Sekwencjonowanie całego genomu pozwala określić haplotypy HLA (DRB1*15:01 oraz ponad 200 dodatkowych wariantów genetycznych związanych ze stwardnieniem rozsianym) oraz ocenić monogeniczne schorzenia o objawach podobnych do stwardnienia rozsianego — LMNB1, CSF1R, HTRA1 (CARASIL), NOTCH3 (CADASIL) — co pozwala odróżnić prawdziwe stwardnienie rozsiane od uleczalnych genetycznych leukodystrofii.
Stwardnienie rozsiane — ryzyko genetyczne
Stwardnienie rozsiane (SM) to przewlekła autoimmunologiczna choroba demielinizacyjna ośrodkowego układu nerwowego, dotykająca około 1 miliona osób w Stanach Zjednoczonych. Dziedziczność SM wynosi około 50%, a allel HLA-DRB1*15:01 jest najsilniejszym pojedynczym czynnikiem ryzyka genetycznego — zwiększającym ryzyko zachorowania około trzykrotnie. W ramach badań GWAS zidentyfikowano ponad 230 powszechnych wariantów genetycznych, które łącznie wyjaśniają około 48% ryzyka genetycznego. Dodatkowe geny podatności obejmują IL7R, IL2RA, CD58, TNFRSF1A i IRF8.

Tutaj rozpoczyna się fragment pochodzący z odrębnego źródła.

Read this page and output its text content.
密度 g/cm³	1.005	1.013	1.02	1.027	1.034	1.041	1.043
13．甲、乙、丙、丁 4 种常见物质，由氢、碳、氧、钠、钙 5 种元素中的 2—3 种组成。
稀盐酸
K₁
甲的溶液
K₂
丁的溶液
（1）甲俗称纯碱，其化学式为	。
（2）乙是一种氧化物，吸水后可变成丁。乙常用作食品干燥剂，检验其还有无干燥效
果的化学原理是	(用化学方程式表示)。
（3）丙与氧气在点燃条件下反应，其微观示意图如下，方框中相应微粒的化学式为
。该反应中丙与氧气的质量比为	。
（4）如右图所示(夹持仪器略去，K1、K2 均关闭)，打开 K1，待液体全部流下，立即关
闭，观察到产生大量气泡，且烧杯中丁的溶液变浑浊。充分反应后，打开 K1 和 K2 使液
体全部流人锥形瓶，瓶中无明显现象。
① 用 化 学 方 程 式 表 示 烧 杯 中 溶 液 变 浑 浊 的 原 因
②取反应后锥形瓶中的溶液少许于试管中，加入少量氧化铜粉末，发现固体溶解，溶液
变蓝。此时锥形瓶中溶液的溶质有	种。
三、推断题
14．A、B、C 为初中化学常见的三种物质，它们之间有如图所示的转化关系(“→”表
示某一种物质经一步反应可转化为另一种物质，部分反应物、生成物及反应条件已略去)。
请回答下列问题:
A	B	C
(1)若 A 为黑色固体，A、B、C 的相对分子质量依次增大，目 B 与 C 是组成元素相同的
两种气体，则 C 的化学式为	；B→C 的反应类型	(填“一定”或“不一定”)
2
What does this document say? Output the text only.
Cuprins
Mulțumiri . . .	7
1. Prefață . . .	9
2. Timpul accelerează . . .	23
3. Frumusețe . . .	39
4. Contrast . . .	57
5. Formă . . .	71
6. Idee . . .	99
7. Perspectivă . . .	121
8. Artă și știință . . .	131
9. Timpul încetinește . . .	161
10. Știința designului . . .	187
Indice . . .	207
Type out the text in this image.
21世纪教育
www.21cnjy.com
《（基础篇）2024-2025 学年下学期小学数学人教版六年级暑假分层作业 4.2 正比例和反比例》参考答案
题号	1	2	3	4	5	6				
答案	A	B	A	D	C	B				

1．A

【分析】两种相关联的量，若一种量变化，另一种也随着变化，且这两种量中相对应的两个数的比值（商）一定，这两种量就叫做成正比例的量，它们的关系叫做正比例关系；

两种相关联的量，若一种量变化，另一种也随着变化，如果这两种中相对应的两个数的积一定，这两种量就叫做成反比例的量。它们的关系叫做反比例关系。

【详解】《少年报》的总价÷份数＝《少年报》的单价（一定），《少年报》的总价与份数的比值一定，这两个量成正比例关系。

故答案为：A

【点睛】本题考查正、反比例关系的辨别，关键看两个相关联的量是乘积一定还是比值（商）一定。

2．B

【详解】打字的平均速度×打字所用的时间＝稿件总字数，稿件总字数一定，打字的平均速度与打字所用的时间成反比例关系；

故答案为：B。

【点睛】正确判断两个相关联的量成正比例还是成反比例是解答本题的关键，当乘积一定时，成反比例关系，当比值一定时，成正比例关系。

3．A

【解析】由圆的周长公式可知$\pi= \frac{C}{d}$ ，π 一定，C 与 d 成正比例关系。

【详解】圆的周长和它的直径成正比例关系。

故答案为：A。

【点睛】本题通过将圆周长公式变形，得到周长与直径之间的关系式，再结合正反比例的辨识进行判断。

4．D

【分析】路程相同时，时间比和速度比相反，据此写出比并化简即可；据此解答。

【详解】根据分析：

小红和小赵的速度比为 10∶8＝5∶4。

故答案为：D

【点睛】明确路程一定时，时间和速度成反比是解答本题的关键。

Chociaż u większości pacjentów stwardnienie rozsiane ma charakter wielogenowy, najważniejszym klinicznie zastosowaniem badań genetycznych w tej chorobie jest rozpoznawanie rzadkich chorób monogenowych, które pod względem klinicznym i radiologicznym przypominają stwardnienie rozsiane, ale mają zasadniczo odmienne przyczyny i wymagają innego leczenia. CADASIL (NOTCH3) objawia się zmianami w istocie białej, pogorszeniem funkcji poznawczych i migreną — często przez lata błędnie diagnozowany jako stwardnienie rozsiane. CARASIL (HTRA1) przebiega podobnie, z dodatkowym objawem łysienia. Leukodystrofie o początku w wieku dorosłym (LMNB1 — autosomalna dominująca leukoencefalopatia o początku w wieku dorosłym z sferoidami aksonalnymi, CSF1R — dziedziczna rozlana leukoencefalopatia z sferoidami) powodują postępującą chorobę istoty białej, nie do odróżnienia od postępującego SM w badaniu MRI.
Pacjenci, u których zdiagnozowano „stwardnienie rozsiane” (SM) i którzy są nosicielami monogenowego wariantu choroby dotykającej istotę białą, NIE reagują na leki modyfikujące przebieg SM (interferon-β, natalizumab, ocrelizumab) — ponieważ ich choroba nie ma charakteru autoimmunologicznej demielinizacji. Kontynuowanie leczenia terapiami SM (które wiążą się ze znacznymi skutkami ubocznymi, w tym ryzykiem PML w przypadku natalizumabu) bez korzyści jest szkodliwe. Badania genetyczne pozwalają zidentyfikować tych pacjentów i skierować ich na odpowiednie leczenie. Ponadto status HLA-DRB1*15:01 może wpływać na wybór terapii SM w przyszłych podejściach medycyny precyzyjnej.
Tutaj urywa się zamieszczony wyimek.